23rd March | Category: News
Iceland’s Central Bank has raised interest rates for the third time in seven months, in order to contain inflation after the króna slipped. The seven-day collateralised lending rate was raised to 5.00% from 4.75%, the Bank said on its website on 21st of March. It its statement, the Bank said:
The economic outlook is broadly in line with the Central Bank’s February forecast. The króna is weaker than in February, however, and the short-term inflation outlook has deteriorated somewhat from the forecast prepared at that time. Further ahead, there is the risk that inflation will remain above the Bank’s inflation target for a longer period than projected unless the króna appreciates in coming month The extent to which closing the loopholes in the Foreign Exchange Act affects the exchange rate will emerge in the near future.

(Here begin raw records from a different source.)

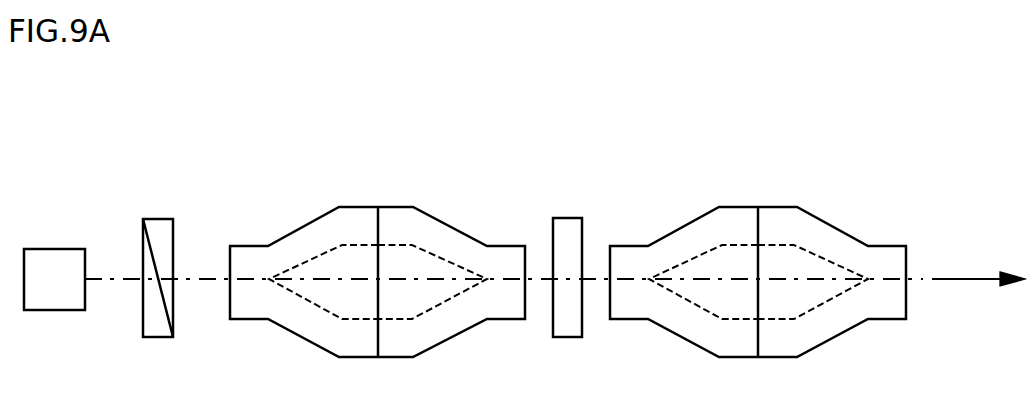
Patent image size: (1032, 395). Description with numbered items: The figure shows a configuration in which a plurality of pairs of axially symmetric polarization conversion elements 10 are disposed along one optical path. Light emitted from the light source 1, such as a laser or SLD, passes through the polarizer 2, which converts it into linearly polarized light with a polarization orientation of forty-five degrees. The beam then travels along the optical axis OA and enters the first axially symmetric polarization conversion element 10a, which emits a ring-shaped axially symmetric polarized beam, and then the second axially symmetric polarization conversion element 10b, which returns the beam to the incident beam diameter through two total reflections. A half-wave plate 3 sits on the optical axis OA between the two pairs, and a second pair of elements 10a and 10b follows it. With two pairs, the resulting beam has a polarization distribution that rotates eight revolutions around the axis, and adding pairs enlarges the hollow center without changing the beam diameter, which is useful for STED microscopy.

The light source 1 is at (58, 249).
The polarizer 2 is at (162, 217).
The half-wave plate 3 is at (572, 218).
The optical axis OA is at (197, 277).
The axially symmetric polarization conversion element 10 is at (568, 241).
The axially symmetric polarization conversion element 10a is at (230, 178).
The axially symmetric polarization conversion element 10b is at (525, 178).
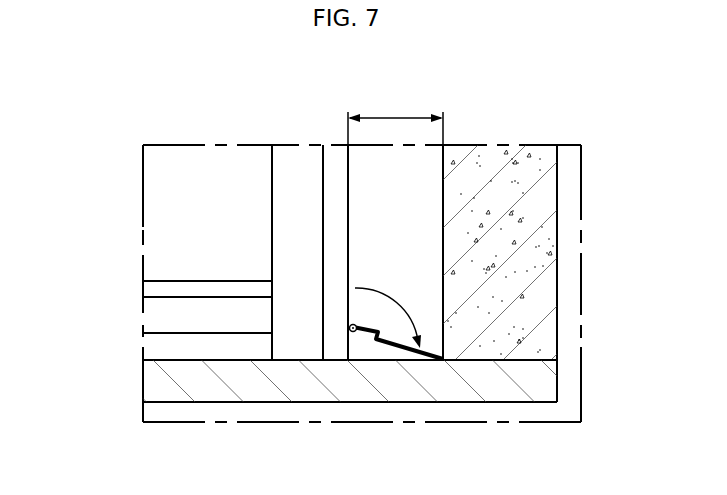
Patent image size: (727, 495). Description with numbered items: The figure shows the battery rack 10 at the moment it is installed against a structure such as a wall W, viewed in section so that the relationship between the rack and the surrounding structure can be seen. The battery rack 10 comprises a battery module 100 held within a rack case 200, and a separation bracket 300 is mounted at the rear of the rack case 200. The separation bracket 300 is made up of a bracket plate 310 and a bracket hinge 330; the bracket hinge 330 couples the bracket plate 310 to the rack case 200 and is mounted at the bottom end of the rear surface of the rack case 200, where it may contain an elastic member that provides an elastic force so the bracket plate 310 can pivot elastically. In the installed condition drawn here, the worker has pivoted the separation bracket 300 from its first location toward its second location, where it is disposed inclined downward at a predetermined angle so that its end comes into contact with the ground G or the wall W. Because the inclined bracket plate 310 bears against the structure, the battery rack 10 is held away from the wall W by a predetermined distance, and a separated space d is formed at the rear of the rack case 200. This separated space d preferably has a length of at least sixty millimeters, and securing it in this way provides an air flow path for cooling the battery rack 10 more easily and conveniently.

The battery rack 10 is at (195, 131).
The battery module 100 is at (145, 225).
The rack case 200 is at (297, 325).
The separation bracket 300 is at (389, 350).
The bracket plate 310 is at (414, 352).
The bracket hinge 330 is at (353, 339).
The ground G is at (162, 382).
The wall W is at (527, 227).
The separated space d is at (395, 119).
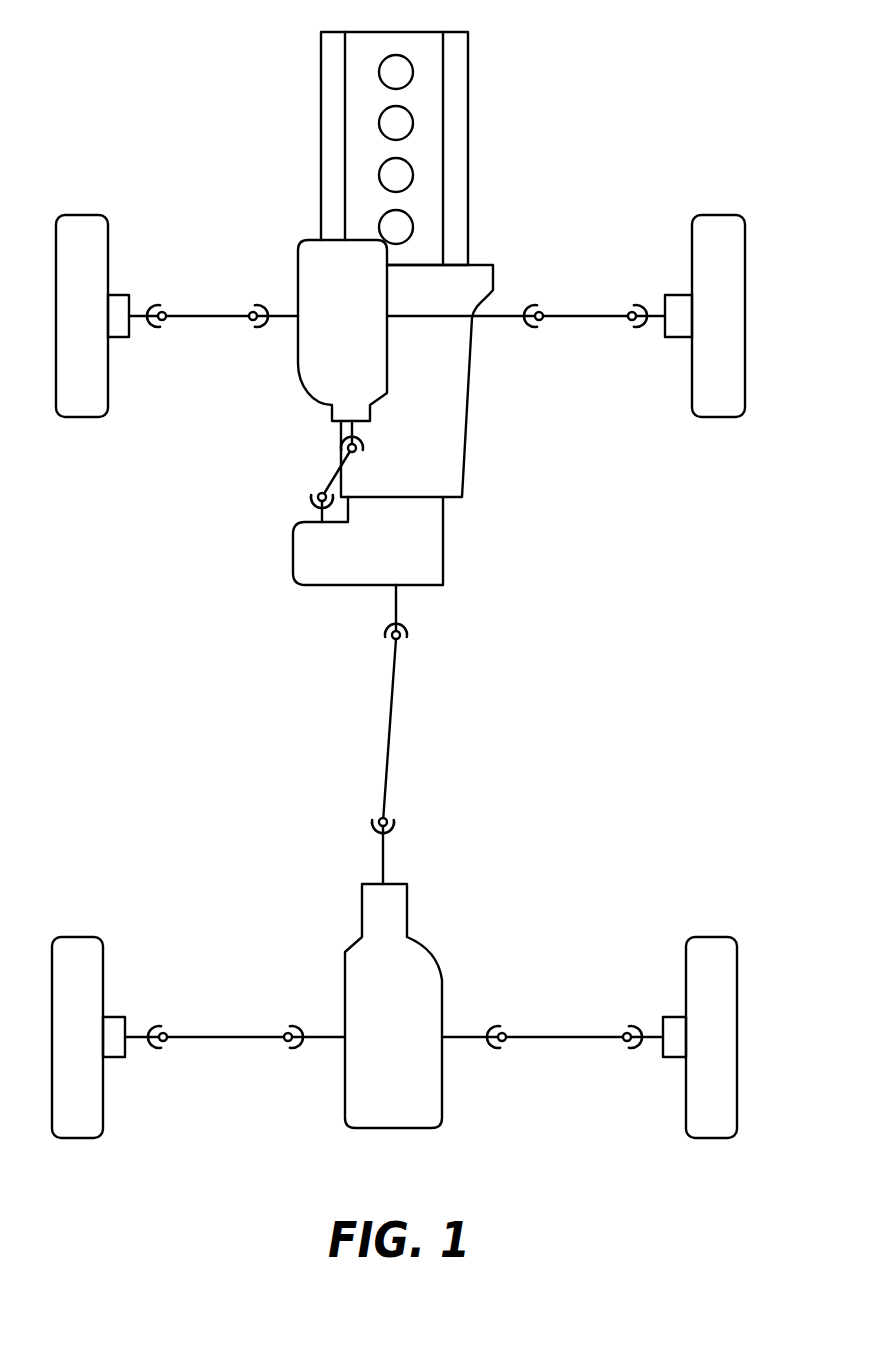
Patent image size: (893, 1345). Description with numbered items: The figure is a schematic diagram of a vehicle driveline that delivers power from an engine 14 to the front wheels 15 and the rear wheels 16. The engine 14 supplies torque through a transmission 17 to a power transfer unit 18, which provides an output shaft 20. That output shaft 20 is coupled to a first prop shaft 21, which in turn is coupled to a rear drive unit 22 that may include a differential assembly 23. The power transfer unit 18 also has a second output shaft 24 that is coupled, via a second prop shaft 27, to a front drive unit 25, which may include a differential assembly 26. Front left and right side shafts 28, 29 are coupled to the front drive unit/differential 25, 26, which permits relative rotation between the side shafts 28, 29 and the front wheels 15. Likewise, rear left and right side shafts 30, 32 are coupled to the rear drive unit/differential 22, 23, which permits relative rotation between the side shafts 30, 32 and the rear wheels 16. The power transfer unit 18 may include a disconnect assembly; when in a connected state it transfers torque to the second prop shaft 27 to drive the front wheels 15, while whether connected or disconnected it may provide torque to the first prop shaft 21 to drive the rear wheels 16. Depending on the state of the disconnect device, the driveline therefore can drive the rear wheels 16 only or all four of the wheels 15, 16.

The engine 14 is at (468, 85).
The front wheels 15 is at (84, 215).
The rear wheels 16 is at (80, 937).
The transmission 17 is at (465, 383).
The power transfer unit 18 is at (443, 548).
The output shaft 20 is at (396, 605).
The first prop shaft 21 is at (393, 686).
The rear drive unit 22 is at (418, 1041).
The differential assembly 23 is at (387, 1128).
The output shaft 24 is at (322, 517).
The front drive unit 25 is at (284, 330).
The differential assembly 26 is at (298, 363).
The second prop shaft 27 is at (337, 475).
The front left side shaft 28 is at (214, 300).
The front right side shaft 29 is at (586, 300).
The rear left side shaft 30 is at (226, 1020).
The rear right side shaft 32 is at (566, 1020).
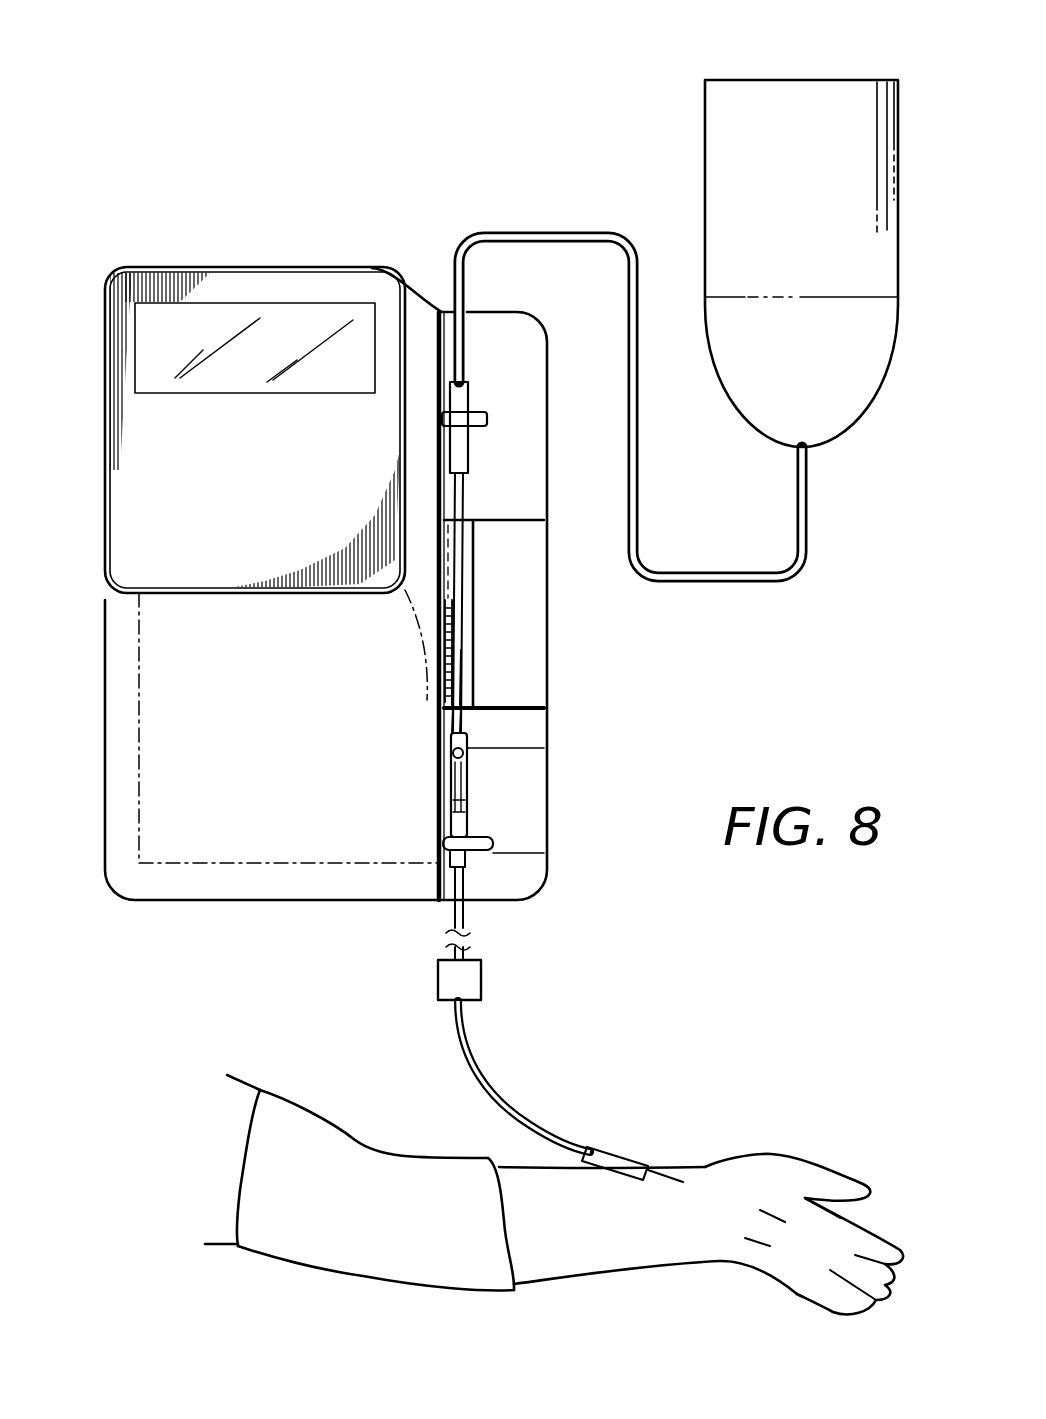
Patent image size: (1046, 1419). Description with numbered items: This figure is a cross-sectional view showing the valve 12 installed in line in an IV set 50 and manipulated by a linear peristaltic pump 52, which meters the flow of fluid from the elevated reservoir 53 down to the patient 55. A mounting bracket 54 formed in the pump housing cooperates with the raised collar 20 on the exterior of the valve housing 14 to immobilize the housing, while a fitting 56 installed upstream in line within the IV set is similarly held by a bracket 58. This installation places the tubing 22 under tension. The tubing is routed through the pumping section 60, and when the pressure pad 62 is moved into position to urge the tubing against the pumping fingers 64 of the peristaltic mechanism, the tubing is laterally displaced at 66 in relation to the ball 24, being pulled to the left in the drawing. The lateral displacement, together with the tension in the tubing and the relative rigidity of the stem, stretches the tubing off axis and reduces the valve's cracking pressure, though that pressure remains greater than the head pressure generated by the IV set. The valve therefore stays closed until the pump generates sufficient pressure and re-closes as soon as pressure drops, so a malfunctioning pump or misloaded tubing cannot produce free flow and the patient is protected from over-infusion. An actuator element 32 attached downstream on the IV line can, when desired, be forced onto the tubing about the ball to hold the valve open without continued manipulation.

The valve 12 is at (482, 768).
The housing 14 is at (436, 862).
The collar 20 is at (475, 851).
The tubing 22 is at (446, 728).
The ball 24 is at (452, 757).
The actuator element 32 is at (482, 983).
The IV set 50 is at (559, 232).
The linear peristaltic pump 52 is at (314, 203).
The elevated reservoir 53 is at (832, 100).
The mounting bracket 54 is at (517, 853).
The patient 55 is at (409, 1180).
The fitting 56 is at (486, 410).
The bracket 58 is at (487, 430).
The pumping section 60 is at (520, 622).
The pressure pad 62 is at (463, 680).
The pumping fingers 64 is at (447, 648).
The lateral displacement location 66 is at (466, 720).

Moving forward it will be necessary to withdraw the current degree of monetary accommodation as the recovery progresses and the slack in the economy diminishes. The degree to which such normalization takes place through higher nominal Central Bank rates will depend on future inflation developments. In the absence of an improvement in the inflation outlook, a further increase in nominal interest rates will probably be required in the near term in order to bring the monetary policy stance, which is still quite accommodative, to an appropriate level.
The Bank is emerging from crisis mode as the Icelandic economy continues to lift itself from the 2008 meltdown. The country is attempting to lift capital controls that were put into place at the end of 2008 without allowing a sell-off of the Icelandic króna. The currency has slipped nearly 5% against the euro this year, more than double the Bank’s projected 2.5% target. Last week, Iceland’s Parliament closed a loophole in capital controls that had allowed short-term investors to speculate on the króna.